San Francisco, California's City Hall.
These days, when the word ‘public’ is applied to an institution (e.g. public housing) it is a dogwhistle for ‘socialist,’ which in turn is a dogwhistle for communist, leninist, stalinist, and all the other bogeyman ‘-ists’ that hide under the beds of aging citizens who survived the Cold War in America.
San Francisco has dodged that bullet in a just-released report about creating a public bank in that city.
The report is a ‘Municipal Bank Feasibility Study.’ But hiding under this hood is indeed what is better known as a ‘public’ bank, owned by the people, making investments for the people, and returning profit to the people.
Not terribly common, but present in other parts of the world, America’s public banks are an exceedingly rare species. In fact, public banks in America are only one bank away from extinction. Try: Public Banks: What Are They? What Might They Offer Affordable Housing?
There are those who don’t believe that capitalist-oriented shareholders are the privileged few entitled to profit from loans, mortgages, etc. A great many younger Americans are too young to remember all the fears of the ‘red scare’. For all those happier to be red than dead, the notion of a public bank can well be exceedingly attractive.

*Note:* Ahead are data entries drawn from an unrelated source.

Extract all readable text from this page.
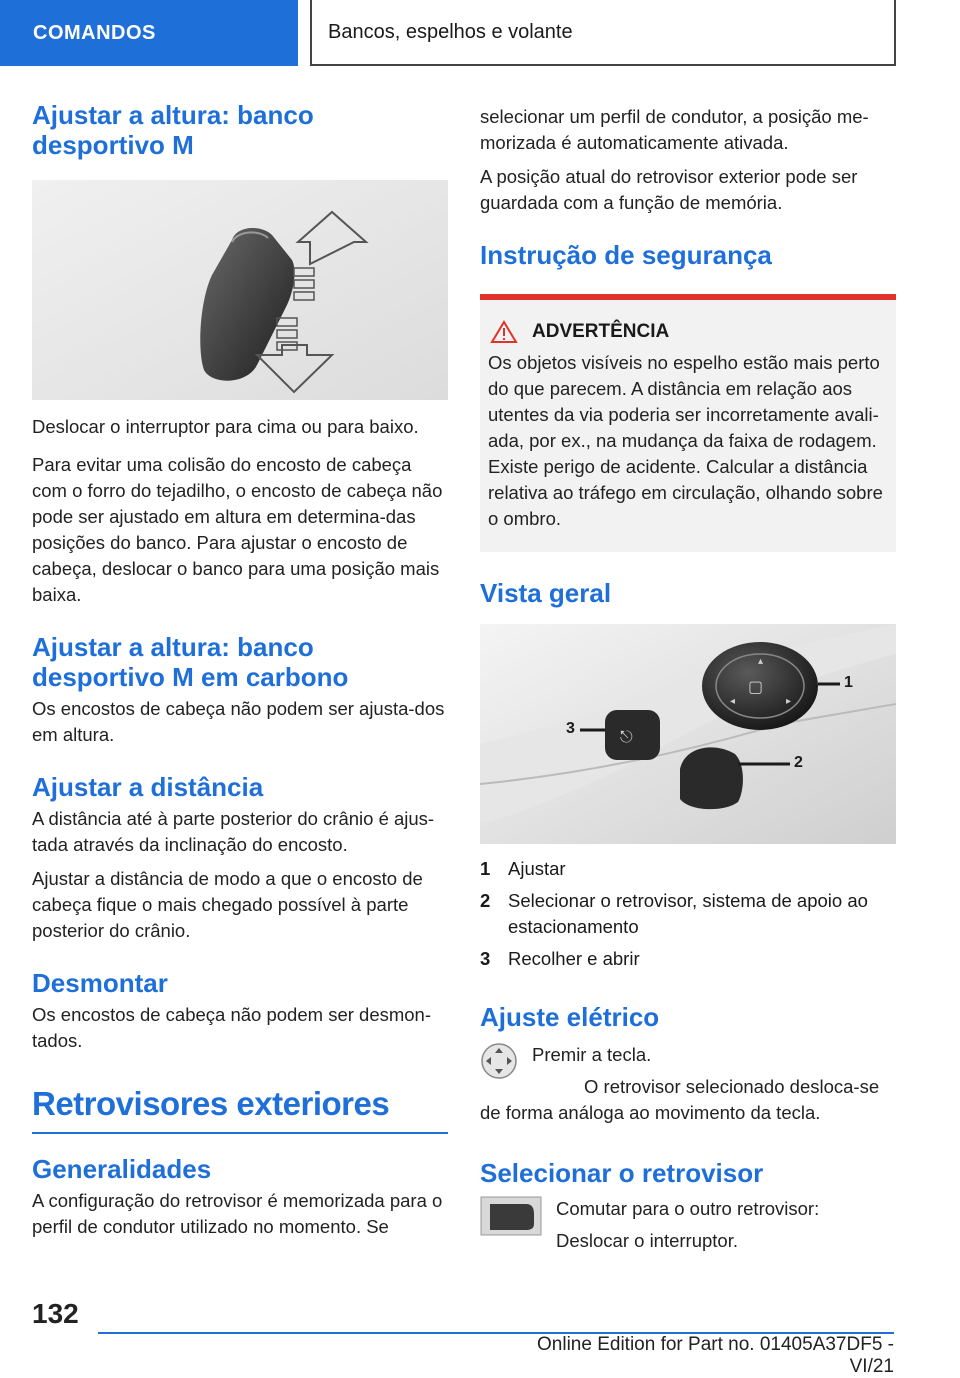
COMANDOS	Bancos, espelhos e volante
Ajustar a altura: banco desportivo M

Deslocar o interruptor para cima ou para baixo.

Para evitar uma colisão do encosto de cabeça com o forro do tejadilho, o encosto de cabeça não pode ser ajustado em altura em determina-das posições do banco. Para ajustar o encosto de cabeça, deslocar o banco para uma posição mais baixa.

Ajustar a altura: banco desportivo M em carbono

Os encostos de cabeça não podem ser ajusta-dos em altura.

Ajustar a distância

A distância até à parte posterior do crânio é ajus-tada através da inclinação do encosto.

Ajustar a distância de modo a que o encosto de cabeça fique o mais chegado possível à parte posterior do crânio.

Desmontar

Os encostos de cabeça não podem ser desmon-tados.

Retrovisores exteriores
Generalidades

A configuração do retrovisor é memorizada para o perfil de condutor utilizado no momento. Se

selecionar um perfil de condutor, a posição me-morizada é automaticamente ativada.

A posição atual do retrovisor exterior pode ser guardada com a função de memória.

Instrução de segurança
ADVERTÊNCIA

Os objetos visíveis no espelho estão mais perto do que parecem. A distância em relação aos utentes da via poderia ser incorretamente avali-ada, por ex., na mudança da faixa de rodagem. Existe perigo de acidente. Calcular a distância relativa ao tráfego em circulação, olhando sobre o ombro.

Vista geral
▢
◂	▸
▴
⎋
3
1
2
1 Ajustar
2 Selecionar o retrovisor, sistema de apoio ao estacionamento
3 Recolher e abrir
Ajuste elétrico

Premir a tecla.

O retrovisor selecionado desloca-se de forma análoga ao movimento da tecla.

Selecionar o retrovisor

Comutar para o outro retrovisor:

Deslocar o interruptor.

132
Online Edition for Part no. 01405A37DF5 - VI/21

Two particular features drive activist interest in public banks.
First, governments that generate huge sums of money through taxes inevitably find themselves taxed in turn by private banks that profit at public expense while managing that public money. A public bank would, after expenses, retain all income on behalf of the people. There would be no profit leakage to private bank shareholders.

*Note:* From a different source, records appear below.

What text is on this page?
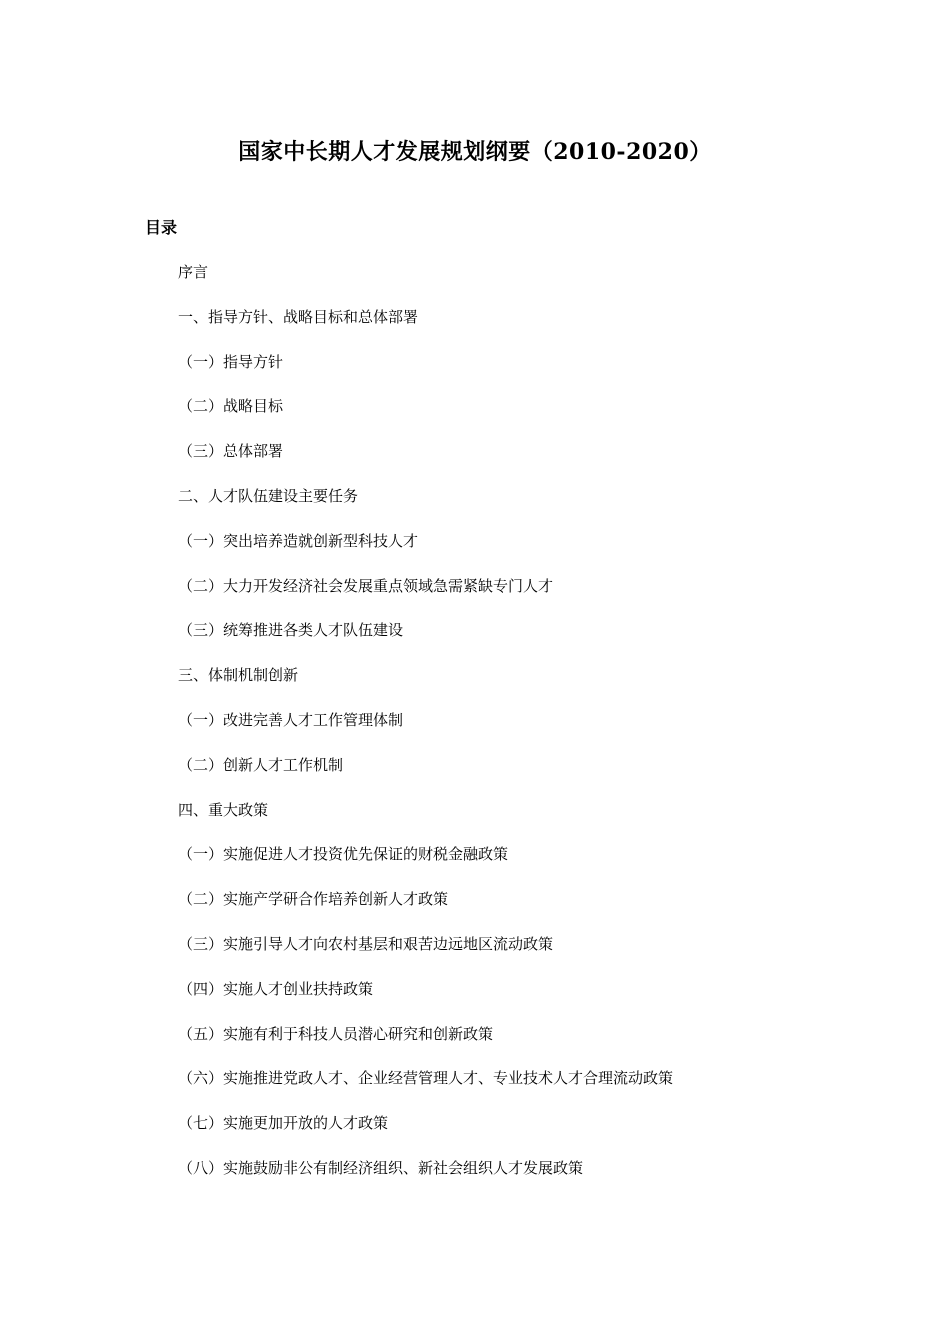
国家中长期人才发展规划纲要（2010-2020）
目录
序言
一、指导方针、战略目标和总体部署
（一）指导方针
（二）战略目标
（三）总体部署
二、人才队伍建设主要任务
（一）突出培养造就创新型科技人才
（二）大力开发经济社会发展重点领域急需紧缺专门人才
（三）统筹推进各类人才队伍建设
三、体制机制创新
（一）改进完善人才工作管理体制
（二）创新人才工作机制
四、重大政策
（一）实施促进人才投资优先保证的财税金融政策
（二）实施产学研合作培养创新人才政策
（三）实施引导人才向农村基层和艰苦边远地区流动政策
（四）实施人才创业扶持政策
（五）实施有利于科技人员潜心研究和创新政策
（六）实施推进党政人才、企业经营管理人才、专业技术人才合理流动政策
（七）实施更加开放的人才政策
（八）实施鼓励非公有制经济组织、新社会组织人才发展政策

Second, and of particular interest of affordable housing activists, investments could be channeled to the government district that owns the bank. Loans could be funnelled to local businesses, including those committed to affordable housing. Extraterritorial investments, including those that are morally repugnant (helping to supply guns to terrorists, for example) could be left to the coffers and consciences of privately-owner banks.
The San Francisco report does not to take a stand either for or against public banking. It’s well worth a read, however, not just for its sober analysis of the feasibility of a public bank. It also reaches some thought-provoking conclusions about the lengthy time frame and enormous capital requirements to build a public bank into healthy, viable enterprise.